In my last post, I described how Android’s calendar syncing was broken for me. I noticed that my calendar on my phone was out of date, and when I manually refreshed, I’d get a force-close error.
After downloading the Android source, figuring out how to build, and playing with it on the emulator and my device for some time, I have figured out what the problem is, and have a work-around for it. Essentially some repeated events can have a start-date Android is unhappy with (I believe it’s due to a start time of UTC 0). This causes an Android core library to throw an TimeFormatException which is never properly handled, preempting syncing. This is a pretty big bug — that exception should be caught by Google’s common calendar code, but the exception is ignored. (This is because of the misuse of unchecked exceptions — android.util.TimeFormatException inherits from RuntimeException for no good reason at all that I can see. Checked exceptions are one of the best features of Java, and inheriting from RuntimeException for things that should be handled is a really bad idea, IMO.).

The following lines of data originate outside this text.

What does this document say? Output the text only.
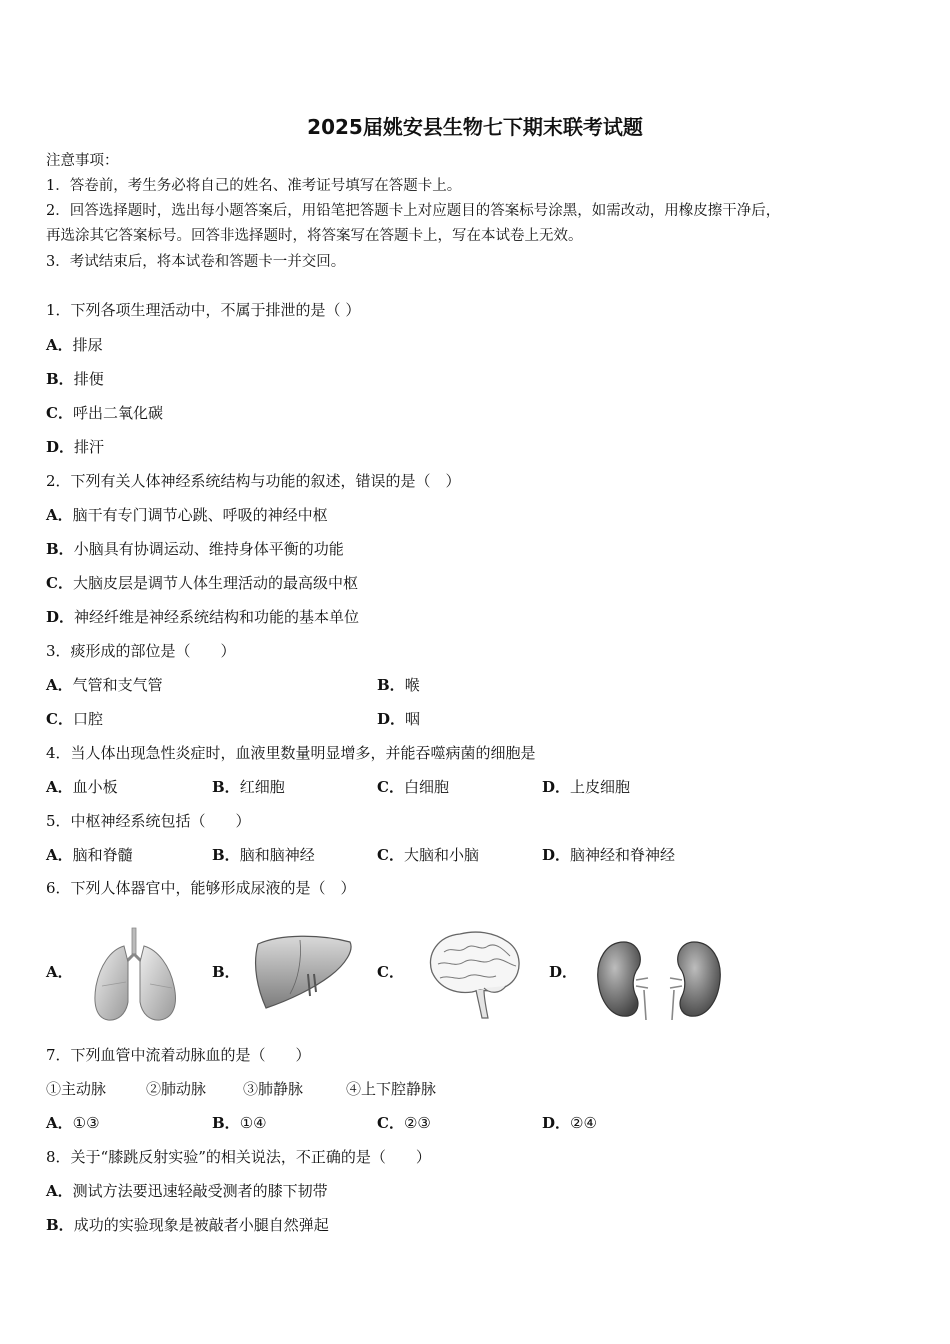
2025届姚安县生物七下期末联考试题
注意事项：
1．答卷前，考生务必将自己的姓名、准考证号填写在答题卡上。
2．回答选择题时，选出每小题答案后，用铅笔把答题卡上对应题目的答案标号涂黑，如需改动，用橡皮擦干净后，
再选涂其它答案标号。回答非选择题时，将答案写在答题卡上，写在本试卷上无效。
3．考试结束后，将本试卷和答题卡一并交回。
1．下列各项生理活动中，不属于排泄的是（ ）
A．排尿
B．排便
C．呼出二氧化碳
D．排汗
2．下列有关人体神经系统结构与功能的叙述，错误的是（　）
A．脑干有专门调节心跳、呼吸的神经中枢
B．小脑具有协调运动、维持身体平衡的功能
C．大脑皮层是调节人体生理活动的最高级中枢
D．神经纤维是神经系统结构和功能的基本单位
3．痰形成的部位是（　　）
A．气管和支气管	B．喉
C．口腔	D．咽
4．当人体出现急性炎症时，血液里数量明显增多，并能吞噬病菌的细胞是
A．血小板	B．红细胞	C．白细胞	D．上皮细胞
5．中枢神经系统包括（　　）
A．脑和脊髓	B．脑和脑神经	C．大脑和小脑	D．脑神经和脊神经
6．下列人体器官中，能够形成尿液的是（　）
A．	B．	C．	D．
7．下列血管中流着动脉血的是（　　）
①主动脉	②肺动脉 ③肺静脉	④上下腔静脉
A．①③	B．①④	C．②③	D．②④
8．关于“膝跳反射实验”的相关说法，不正确的是（　　）
A．测试方法要迅速轻敲受测者的膝下韧带
B．成功的实验现象是被敲者小腿自然弹起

Here is the text of the item that was breaking my calendar syncing:
<gd:recurrence>DTSTART;TZID=GMT+05:30:20120104T210000 DTEND;TZID=GMT+05:30:20120104T220000 RRULE:FREQ=WEEKLY;INTERVAL=1;UNTIL=20121231T182959Z BEGIN:VTIMEZONE TZID:GMT+05:30 X-LIC-LOCATION:GMT+05:30 BEGIN:STANDARD TZOFFSETFROM:+0530 TZOFFSETTO:+0530 TZNAME:IST DTSTART:19700101T000000 END:STANDARD END:VTIMEZONE </gd:recurrence>
This was in the private url for my feed. You can see yours here:
https://www.google.com/calendar/feeds/USER_NAME%40gmail.com/private/full. I think this event was added by Outlook somehow, but I’m not really sure. The web UI and other clients have no problem dealing with this event, but Android’s date parser is unhappy with it. If you’re seeing repeated calendar syncing crashes, go to the above url, replace USER_NAME with your user id, and see if you have something similar to this string. If so, deleting that event ought to fix syncing.
How Google should fix this
If someone on Android or Calendar is reading this, there are two ways this should be fixed. Please do both of them!
- Fix Android to handle these errors gracefully. I patched the provider code to fix this bug. Someone should fix this, and include it in the next ICS update. Here’s the diff:
vijayp@thecoon:/mnt/largelinux/bigfiles/as2/frameworks/opt/calendar/src/com/android/calendarcommon$ git diff -w
diff --git a/src/com/android/calendarcommon/RecurrenceSet.java b/src/com/android/calendarcommon/RecurrenceSet.java
index 3b91a1d..8e1117e 100644
--- a/src/com/android/calendarcommon/RecurrenceSet.java
+++ b/src/com/android/calendarcommon/RecurrenceSet.java
@@ -178,6 +178,7 @@ public class RecurrenceSet {
*/
public static boolean populateContentValues(ICalendar.Component component,
ContentValues values) {
+ try {
ICalendar.Property dtstartProperty =
component.getFirstProperty("DTSTART");
String dtstart = dtstartProperty.getValue();
@@ -233,6 +234,11 @@ public class RecurrenceSet {
values.put(CalendarContract.Events.DURATION, duration);
values.put(CalendarContract.Events.ALL_DAY, allDay ? 1 : 0);
return true;
+ } catch (TimeFormatException e) {
+ // This happens when the data is out of range.
+ Log.i(TAG, "BAD data: " + component.toString());
+ return false;
+ }
}
- Patch the calendar FE server to remove things that break android. Fixing Android is the correct solution because it’s unclear that the data it is passing are actually bad. But since the Calendar Frontend can be fixed in a few days, and it might take months (or years!) to get carriers to agree to roll out an Android update, it’s best to just patch the Calendar FE to filter out data that might cause Android to crash. It can even be enabled based on the useragent.
Anyway, I really hope someone at Google reads and fixes this. I spent a lot of unnecessary time tracking this down!